Re: [tied] Stative/Perfect; Indo-European /r/

From: Mate Kapovic
Message: 36554
Date: 2005-03-02

----- Original Message -----
From: "Miguel Carrasquer" <mcv@...>
To: <cybalist@yahoogroups.com>
Sent: Wednesday, March 02, 2005 9:02 AM
Subject: Re: [tied] Stative/Perfect; Indo-European /r/



On Wed, 02 Mar 2005 08:52:04 +0100, Piotr Gasiorowski
<gpiotr@...> wrote:

>On 05-03-01 20:26, Miguel Carrasquer wrote:
>
> >> [Andrew Jarrette:]
>>> Thanks for your illumination on this topic. You seem to know
>>> everything about everything. What a coincidence that you are right
>>> now working on an article on the pronunciation of /r/ in Old
>>> English. I would love to read it. The conclusion I draw from what
>>> you have said is that /r/ was probably always variable in its
>>> pronunciation, and one cannot say what the archetypal pronunciation
>>> was. But I will definitely read that article by J. Catford in
>>> which he debunks the "myth" of the original trill. But I still
>>> wonder why English is the only modern Indo-European language with
>>> an approximant, non-vibrational /r/ (as far as I know, that is)
>>
>>
>> Also Armenian, I think.
>
>Actually, there are accents of English with trilled or tapped
>realisations of /r/ at least in some positions, so English as a
>dialectal complex isn't entirely without them. On the other hand, there
>are other IE languages with approximant/fricative rhotics (standard
>French is one!), or with a contrast between two rhotic phonemes, e.g.
>tap or approximant vs. a trill (Albanian, Spanish, Armenian). Widely
>different realisations of /r/ can be found in dialects of German,
>Danish, Portuguese, etc., etc., etc. (not to mention idiolectal
>deviations from the norm, which are especially frequent in the case of
>rhotics and are a never-drying source of potential innovations -- see
>the recent spread of labiodental /r/ in England). English is not as
>special as it might seem.

MCV >Even the peculiar affrication of initial tr- is not unique
>to English.
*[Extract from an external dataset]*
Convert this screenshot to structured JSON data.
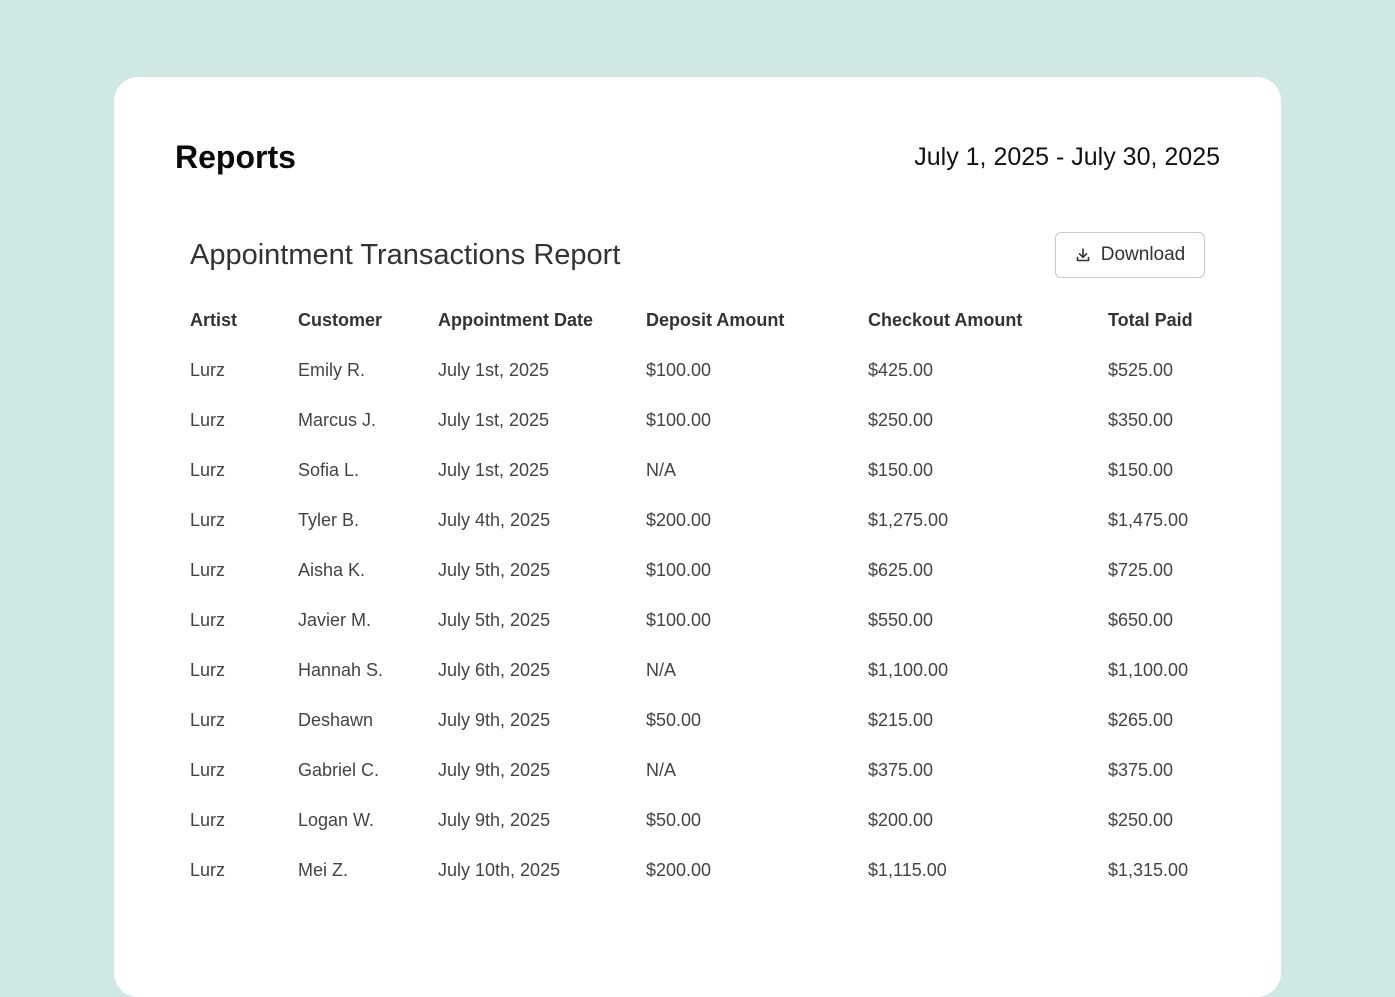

The country of Chile was named after the
>Araucanian (Mapundungu) word Trile. In Chilean Spanish, tr-
>is affricated as in English (perhaps an effect of the
>Araucanian substrate), and -rr- [also in Argentina, PerĂº] is
>an alveolar fricative (much more friction than in English,
>more like Czech <r^> but usually without vibration of the
>tongue). In some Caribbean variants of Spanish, -r- becomes
>/l/. In Puerto Rico ([pwelto Xiko]), /r/ = /l/ and /rr/ is
>usually a uvular fricative (tending to voiceless).

Uvular fricative as a realization of /rr/ is present also in various
Portuguese variants (even in standard Lisboa dialect). In many dialects of
Brasil the uvular fricative has changed to a plain _h_. Also, the devoicing
of /r/ can be very interesting and different in various languages.